2. The method as recited in claim 1, further comprising:

and responding to the received setting instruction, and determining the preset association relation.

3. The method as recited in claim 2, further comprising:

and responding to the received modification instruction, and modifying the corresponding relation between the preset combination and the updating state in the preset association relation.

4. The communication device of the vehicle is applied to a vehicle-mounted computer and is characterized in that a state machine is arranged in the vehicle-mounted computer, and the state machine comprises the current state of the vehicle; the vehicle-mounted computer comprises a plurality of preset association relations between preset combinations and updated states; the preset combination is a combination of vehicle event information and a vehicle state, and the communication device includes:

an input unit for inputting first vehicle event information into the state machine in response to receiving the first vehicle event information;

the state updating unit is used for determining a target combination comprising the first vehicle event information and the vehicle state currently recorded by the state machine in a preset association relation, and determining a target updating state associated with the target combination as the vehicle current state updated by the state machine; wherein the first vehicle event information includes the content of the first vehicle event itself and the time when the first vehicle event occurs;

a determining unit, configured to determine whether a vehicle state recorded by the state machine changes if it is determined that the current state in the state machine changes;

the transmitting module is used for responding to the change of the vehicle state recorded in the state machine and transmitting the information of the changed vehicle state in the state machine to the transferring module so as to enable the transferring module to feed back to the user terminal and update the vehicle display state of the user terminal; the transfer module is used for converting the service instruction sent by the user terminal into a control instruction which can be identified by the vehicle-mounted computer, then sending the control instruction, and receiving feedback information determined by the vehicle-mounted computer in response to the control instruction.

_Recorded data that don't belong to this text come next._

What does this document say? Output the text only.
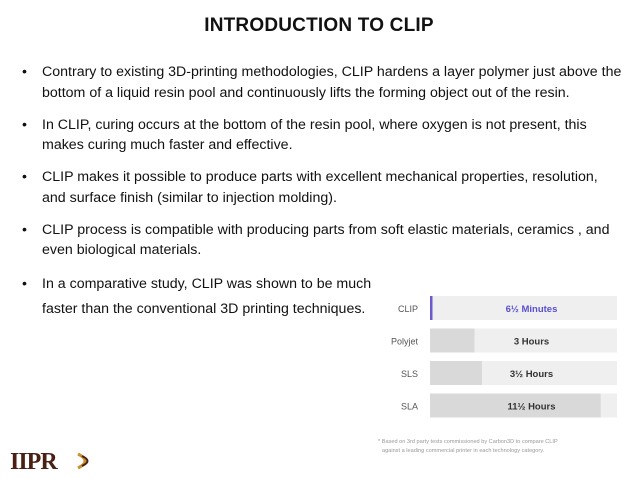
INTRODUCTION TO CLIP
• Contrary to existing 3D-printing methodologies, CLIP hardens a layer polymer just above the bottom of a liquid resin pool and continuously lifts the forming object out of the resin.
• In CLIP, curing occurs at the bottom of the resin pool, where oxygen is not present, this makes curing much faster and effective.
• CLIP makes it possible to produce parts with excellent mechanical properties, resolution, and surface finish (similar to injection molding).
• CLIP process is compatible with producing parts from soft elastic materials, ceramics , and even biological materials.
• In a comparative study, CLIP was shown to be much faster than the conventional 3D printing techniques.	CLIP	6½ Minutes
Polyjet	3 Hours
SLS	3½ Hours
SLA	11½ Hours
* Based on 3rd party tests commissioned by Carbon3D to compare CLIP
against a leading commercial printer in each technology category.
IIPR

5. The apparatus of claim 4, further comprising a setup module configured to:

and responding to the received setting instruction, and determining the preset association relation.

6. The apparatus of claim 5, wherein the setting module is specifically configured to:

and responding to the received modification instruction, and modifying the corresponding relation between the preset combination and the updating state in the preset association relation.

7. An electronic device, comprising:

at least one processor; and

a memory communicatively coupled to the at least one processor; wherein,,

the memory stores instructions executable by the at least one processor to enable the at least one processor to perform the method of any one of claims 1-3.

8. A non-transitory computer readable storage medium storing computer instructions for causing a computer to perform the method of any one of claims 1-3.